Jankyn's sophisticated friar-baiting aligns him with those 'artificial' fools who were permitted to denounce with impunity the hidden vices of the powerful.5 Moreover, by punning on the words `ars-metrik' and 'resoun' the latter of which suggests the 'resonance' of a fart - Jankyn not only alludes to the scatological behaviour expected of medieval buffoons, but also draws upon the fool's traditional rhetorical resources.

Although fools are not common in Chaucer, the form and content of Jankyn's casuistry, and his motivation for it, clearly mark the squire as an artificial fool. This conclusion is consistent with Lee Patterson's argument that the Summoner's Tale moves from politically charged allegations of peasant insanity to the comfortable conventions of satire.' Jankyn has indeed evaded the political implications of Thomas's problem of equal division. Medieval fools characteristically attacked the abuses of individual figures, but never the social structures or institutions to which they belong. If Heather Arden is right, for example, the popular sorties or `fool plays' of the late Middle Ages are properly seen not as radical subversions of official culture, but rather as non-egalitarian and conservative works.' In the Summoner's Tale, Jankyn's foolishness has a socially stabilizing effect, dissolving into laughter the unpalatable egalitarian imn.ications of Thomas's conundrum.

STEPHEN HARPER

University of Glasgow

[Footnote]

1 All quotations from Chaucer are from Larry D. Benson (ed.), The Riverside Chaucer, 3rd edn (Boston, 1987).

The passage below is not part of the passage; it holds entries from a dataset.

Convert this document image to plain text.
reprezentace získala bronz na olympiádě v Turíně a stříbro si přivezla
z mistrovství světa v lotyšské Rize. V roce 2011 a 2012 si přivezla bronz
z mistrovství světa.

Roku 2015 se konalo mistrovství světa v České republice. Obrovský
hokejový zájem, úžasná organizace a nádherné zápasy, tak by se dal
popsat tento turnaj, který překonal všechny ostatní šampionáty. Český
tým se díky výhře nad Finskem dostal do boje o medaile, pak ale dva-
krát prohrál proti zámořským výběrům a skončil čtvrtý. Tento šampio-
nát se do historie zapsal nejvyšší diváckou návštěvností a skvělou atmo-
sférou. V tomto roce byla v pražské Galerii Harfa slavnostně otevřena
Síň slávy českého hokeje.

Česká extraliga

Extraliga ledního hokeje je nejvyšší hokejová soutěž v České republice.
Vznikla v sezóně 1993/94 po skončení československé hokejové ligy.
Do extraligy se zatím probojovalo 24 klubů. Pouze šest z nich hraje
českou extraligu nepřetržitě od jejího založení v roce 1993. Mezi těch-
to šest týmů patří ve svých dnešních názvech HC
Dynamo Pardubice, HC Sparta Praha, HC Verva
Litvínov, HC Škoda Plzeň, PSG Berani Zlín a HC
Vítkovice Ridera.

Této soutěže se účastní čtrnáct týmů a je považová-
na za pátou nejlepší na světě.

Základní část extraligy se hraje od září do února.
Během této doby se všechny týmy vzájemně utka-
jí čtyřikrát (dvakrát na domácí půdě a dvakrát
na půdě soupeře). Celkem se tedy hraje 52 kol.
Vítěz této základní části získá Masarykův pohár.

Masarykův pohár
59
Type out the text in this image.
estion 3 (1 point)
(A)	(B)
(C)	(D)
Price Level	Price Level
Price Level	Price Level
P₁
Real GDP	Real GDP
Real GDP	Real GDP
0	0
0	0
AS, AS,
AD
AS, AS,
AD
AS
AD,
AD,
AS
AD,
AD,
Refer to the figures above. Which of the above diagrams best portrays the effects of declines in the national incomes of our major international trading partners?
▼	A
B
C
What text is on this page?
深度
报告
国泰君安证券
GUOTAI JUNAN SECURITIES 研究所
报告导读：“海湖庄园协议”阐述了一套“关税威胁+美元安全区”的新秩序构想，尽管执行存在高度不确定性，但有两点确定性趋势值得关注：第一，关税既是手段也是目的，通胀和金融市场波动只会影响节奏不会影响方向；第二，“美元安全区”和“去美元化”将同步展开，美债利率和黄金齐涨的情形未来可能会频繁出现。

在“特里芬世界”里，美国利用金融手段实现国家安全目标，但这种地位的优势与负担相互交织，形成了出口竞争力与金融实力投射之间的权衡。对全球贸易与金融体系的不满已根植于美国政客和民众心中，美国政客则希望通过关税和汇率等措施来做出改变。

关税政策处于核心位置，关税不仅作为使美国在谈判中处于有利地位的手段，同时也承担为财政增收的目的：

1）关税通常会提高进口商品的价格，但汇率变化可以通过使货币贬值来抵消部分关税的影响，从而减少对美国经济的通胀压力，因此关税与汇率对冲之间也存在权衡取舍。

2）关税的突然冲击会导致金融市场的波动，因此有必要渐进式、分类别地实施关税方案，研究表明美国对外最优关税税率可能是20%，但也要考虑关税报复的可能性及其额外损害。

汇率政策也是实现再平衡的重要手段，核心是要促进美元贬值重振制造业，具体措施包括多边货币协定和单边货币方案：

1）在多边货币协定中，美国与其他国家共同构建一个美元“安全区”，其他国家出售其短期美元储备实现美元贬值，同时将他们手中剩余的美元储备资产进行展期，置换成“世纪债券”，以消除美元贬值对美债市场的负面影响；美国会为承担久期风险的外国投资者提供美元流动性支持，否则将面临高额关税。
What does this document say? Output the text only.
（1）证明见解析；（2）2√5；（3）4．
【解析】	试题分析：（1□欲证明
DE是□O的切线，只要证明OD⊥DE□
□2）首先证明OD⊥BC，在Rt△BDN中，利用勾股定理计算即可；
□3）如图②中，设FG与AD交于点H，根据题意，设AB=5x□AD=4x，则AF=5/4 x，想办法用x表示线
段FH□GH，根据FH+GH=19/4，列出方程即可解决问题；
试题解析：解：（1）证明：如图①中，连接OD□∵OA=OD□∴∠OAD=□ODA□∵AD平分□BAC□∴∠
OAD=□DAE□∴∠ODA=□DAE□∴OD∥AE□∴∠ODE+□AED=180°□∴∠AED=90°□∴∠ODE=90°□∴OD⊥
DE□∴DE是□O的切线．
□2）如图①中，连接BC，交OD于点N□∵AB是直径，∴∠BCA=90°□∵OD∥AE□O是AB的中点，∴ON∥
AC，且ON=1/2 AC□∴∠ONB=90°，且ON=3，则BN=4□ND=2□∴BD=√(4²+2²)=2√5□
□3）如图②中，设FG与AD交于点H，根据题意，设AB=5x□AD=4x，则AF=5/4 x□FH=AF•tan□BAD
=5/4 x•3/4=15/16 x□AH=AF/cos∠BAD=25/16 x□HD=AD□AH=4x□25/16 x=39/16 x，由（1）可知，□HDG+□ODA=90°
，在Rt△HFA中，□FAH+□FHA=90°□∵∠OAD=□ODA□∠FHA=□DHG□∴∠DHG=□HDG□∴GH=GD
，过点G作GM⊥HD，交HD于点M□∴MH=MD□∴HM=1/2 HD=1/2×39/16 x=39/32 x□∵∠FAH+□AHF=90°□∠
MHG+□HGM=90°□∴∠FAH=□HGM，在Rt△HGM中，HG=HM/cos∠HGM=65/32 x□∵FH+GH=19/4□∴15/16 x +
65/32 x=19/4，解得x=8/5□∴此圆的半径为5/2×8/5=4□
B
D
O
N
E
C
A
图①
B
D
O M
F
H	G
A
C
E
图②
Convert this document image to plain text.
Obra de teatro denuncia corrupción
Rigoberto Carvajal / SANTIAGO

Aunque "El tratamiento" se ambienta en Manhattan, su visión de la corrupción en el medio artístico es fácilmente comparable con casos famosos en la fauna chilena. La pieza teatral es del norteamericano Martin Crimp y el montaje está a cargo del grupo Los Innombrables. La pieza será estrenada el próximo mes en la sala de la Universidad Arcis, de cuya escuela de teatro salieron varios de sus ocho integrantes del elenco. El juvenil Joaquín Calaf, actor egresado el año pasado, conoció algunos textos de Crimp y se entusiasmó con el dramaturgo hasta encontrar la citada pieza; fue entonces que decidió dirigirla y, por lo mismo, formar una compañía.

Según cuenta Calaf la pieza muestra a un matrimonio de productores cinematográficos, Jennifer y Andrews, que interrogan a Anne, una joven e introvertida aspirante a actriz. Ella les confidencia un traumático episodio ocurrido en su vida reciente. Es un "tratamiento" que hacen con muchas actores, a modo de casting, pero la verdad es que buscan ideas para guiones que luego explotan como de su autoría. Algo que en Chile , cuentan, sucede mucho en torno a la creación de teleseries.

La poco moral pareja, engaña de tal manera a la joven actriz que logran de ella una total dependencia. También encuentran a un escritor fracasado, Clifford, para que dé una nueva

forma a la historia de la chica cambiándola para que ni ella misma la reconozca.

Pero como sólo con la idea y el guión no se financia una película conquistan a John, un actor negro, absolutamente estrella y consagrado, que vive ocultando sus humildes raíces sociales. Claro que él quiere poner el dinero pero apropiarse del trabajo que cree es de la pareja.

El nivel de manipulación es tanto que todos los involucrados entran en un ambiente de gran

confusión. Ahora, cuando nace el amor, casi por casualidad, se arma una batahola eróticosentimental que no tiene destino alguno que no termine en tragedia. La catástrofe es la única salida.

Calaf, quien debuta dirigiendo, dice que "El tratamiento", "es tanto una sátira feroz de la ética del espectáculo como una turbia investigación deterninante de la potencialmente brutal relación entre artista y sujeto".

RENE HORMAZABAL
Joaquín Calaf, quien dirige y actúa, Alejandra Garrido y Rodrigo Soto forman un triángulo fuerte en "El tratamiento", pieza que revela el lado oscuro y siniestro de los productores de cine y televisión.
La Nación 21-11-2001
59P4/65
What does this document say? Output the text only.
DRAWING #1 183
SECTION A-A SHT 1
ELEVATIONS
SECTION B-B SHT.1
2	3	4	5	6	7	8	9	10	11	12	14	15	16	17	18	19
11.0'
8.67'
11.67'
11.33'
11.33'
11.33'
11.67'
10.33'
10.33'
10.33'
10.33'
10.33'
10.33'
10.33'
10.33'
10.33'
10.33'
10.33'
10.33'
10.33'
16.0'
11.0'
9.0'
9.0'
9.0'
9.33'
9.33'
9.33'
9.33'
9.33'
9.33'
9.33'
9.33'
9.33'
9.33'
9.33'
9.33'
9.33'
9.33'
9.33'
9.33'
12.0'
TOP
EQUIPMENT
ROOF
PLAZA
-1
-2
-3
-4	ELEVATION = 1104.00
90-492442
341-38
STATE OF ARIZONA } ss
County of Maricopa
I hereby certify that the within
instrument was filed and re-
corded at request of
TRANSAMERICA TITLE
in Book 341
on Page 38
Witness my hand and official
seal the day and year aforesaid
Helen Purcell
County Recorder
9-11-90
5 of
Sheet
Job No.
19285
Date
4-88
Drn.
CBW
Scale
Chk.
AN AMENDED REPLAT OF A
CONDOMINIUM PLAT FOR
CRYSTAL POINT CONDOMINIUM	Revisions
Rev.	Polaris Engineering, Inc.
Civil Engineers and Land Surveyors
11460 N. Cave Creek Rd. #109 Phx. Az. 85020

2 Tauno F. Mustanoja, `The Suggestive Use of Christian Names in Middle English', in Jerome Mandel and Bruce A. Rosenberg (eds), Medieval Literature and Folklore Studies: Essays in Honor of Francis Lee Utley (New Brunswick, New Jersey, 1970), 61.

 

 

 

[Footnote]

3 Rose A. Zimbardo, `The Book of the Duchess and the Dream of Folly', Chaucer Review, xviii (1984), 333.

4 On the riddle-solving of medieval fools see Enid Welsford, The Fool His Social and Literary History (London, 1935), 354. On fools and gowns see 118 19.

5 See Philippe Menard, `Les Fous dans la Societe Mediival', Romania, xcviii (1977), 458.

6 Lee W. Patterson, `No Man His Reson Herde', in Patterson (ed.), Literary Practice and Social Change in Britain, 1380-1530 (Berkeley, 1990), 155.

 

 

 

[Footnote]

7 Heather Arden, Fools' Plays: A Study of Satire in the Sotties (Cambridge, 1980), 97.